Mano fled Kabul after extremists killed his brother for working as a translator for French forces. Now, he resents that some in France and elsewhere in Europe cite fear of terrorism as a reason for rejecting refugees. “What can we bring with ourselves? Nothing. We also want peace. That’s why we leave our country,” Mano said.
Prime Minister Viktor Orban’s government is spending millions of dollars on billboards and other ads ahead of Hungary’s referendum, which will ask “Do you want the European Union to prescribe the mandatory settlement of non-Hungarian citizens in Hungary without the consent of parliament?”
Orban said the vote will be “a chance to stand up for Hungary’s sovereignty.”
Referendum against EU quota
Analysts predict an easy victory for the referendum.
“He has presented Brussels as an enemy of the Hungarian nation,” said Nick Sitter, a public policy professor at Central European University in Budapest, an institution funded by American billionaire and anti-rightist crusader George Soros. “He has said that in 1848-'49 we stood up against Vienna, in 1956 we stood up against Moscow, and now we have to stand up against Brussels.”
The leading opposition party in Hungary is the far-right, Russian-backed JOBBIK party, whose leaders see Brexit as a boost for the migration referendum, and more broadly, the anti-EU movement.

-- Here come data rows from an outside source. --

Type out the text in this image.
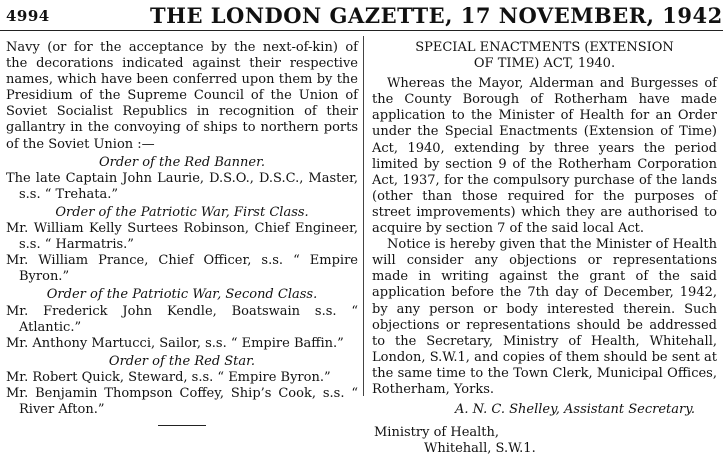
4994	THE LONDON GAZETTE, 17 NOVEMBER, 1942

Navy (or for the acceptance by the next-of-kin) of

the decorations indicated against their respective

names, which have been conferred upon them by the

Presidium of the Supreme Council of the Union of

Soviet Socialist Republics in recognition of their

gallantry in the convoying of ships to northern ports

of the Soviet Union :—

Order of the Red Banner.

The late Captain John Laurie, D.S.O., D.S.C., Master, s.s. “ Trehata.”

Order of the Patriotic War, First Class.

Mr. William Kelly Surtees Robinson, Chief Engineer, s.s. “ Harmatris.”

Mr. William Prance, Chief Officer, s.s. “ Empire Byron.”

Order of the Patriotic War, Second Class.

Mr. Frederick John Kendle, Boatswain s.s. “ Atlantic.”

Mr. Anthony Martucci, Sailor, s.s. “ Empire Baffin.”

Order of the Red Star.

Mr. Robert Quick, Steward, s.s. “ Empire Byron.”

Mr. Benjamin Thompson Coffey, Ship’s Cook, s.s. “ River Afton.”

SPECIAL ENACTMENTS (EXTENSION

OF TIME) ACT, 1940.

Whereas the Mayor, Alderman and Burgesses of the County Borough of Rotherham have made application to the Minister of Health for an Order under the Special Enactments (Extension of Time) Act, 1940, extending by three years the period limited by section 9 of the Rotherham Corporation Act, 1937, for the compulsory purchase of the lands (other than those required for the purposes of street improvements) which they are authorised to acquire by section 7 of the said local Act.

Notice is hereby given that the Minister of Health will consider any objections or representations made in writing against the grant of the said application before the 7th day of December, 1942, by any person or body interested therein. Such objections or representations should be addressed to the Secretary, Ministry of Health, Whitehall, London, S.W.1, and copies of them should be sent at the same time to the Town Clerk, Municipal Offices, Rotherham, Yorks.

A. N. C. Shelley, Assistant Secretary.

Ministry of Health,

Whitehall, S.W.1.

“When the people are going to go to the booth to vote it is going to be very clearly a vote for or against Brussels and the EU’s policy with regard to migration,” Marton Gyongyosi, deputy leader of JOBBIK in parliament, told VOA.
Orban has said he supports a strong Europe and has been careful not to appear as though he is pushing for an exit.
But he wants deep reforms in the grouping.
Last week, Hungary and the Visegrad group that includes Poland, the Czech Republic and Slovakia, announced they will draw up their own plans to decentralize the EU.
Hungary’s far right is also refraining from calls for a referendum to leave, for now.
“At the moment I would say we are in a holding position because the Brexit might kick off enormous changes within the European Union,” JOBBIK’s Gyongyosi said.
In Bicske, Attila Szigeti says he is eager to vote in the referendum and wants Hungary to end the influx of asylum-seekers.
“You feel like they do not want to assimilate and behave like us. They ignore our culture and I completely understand the British,” he said. “It is not racism, it is patriotism.”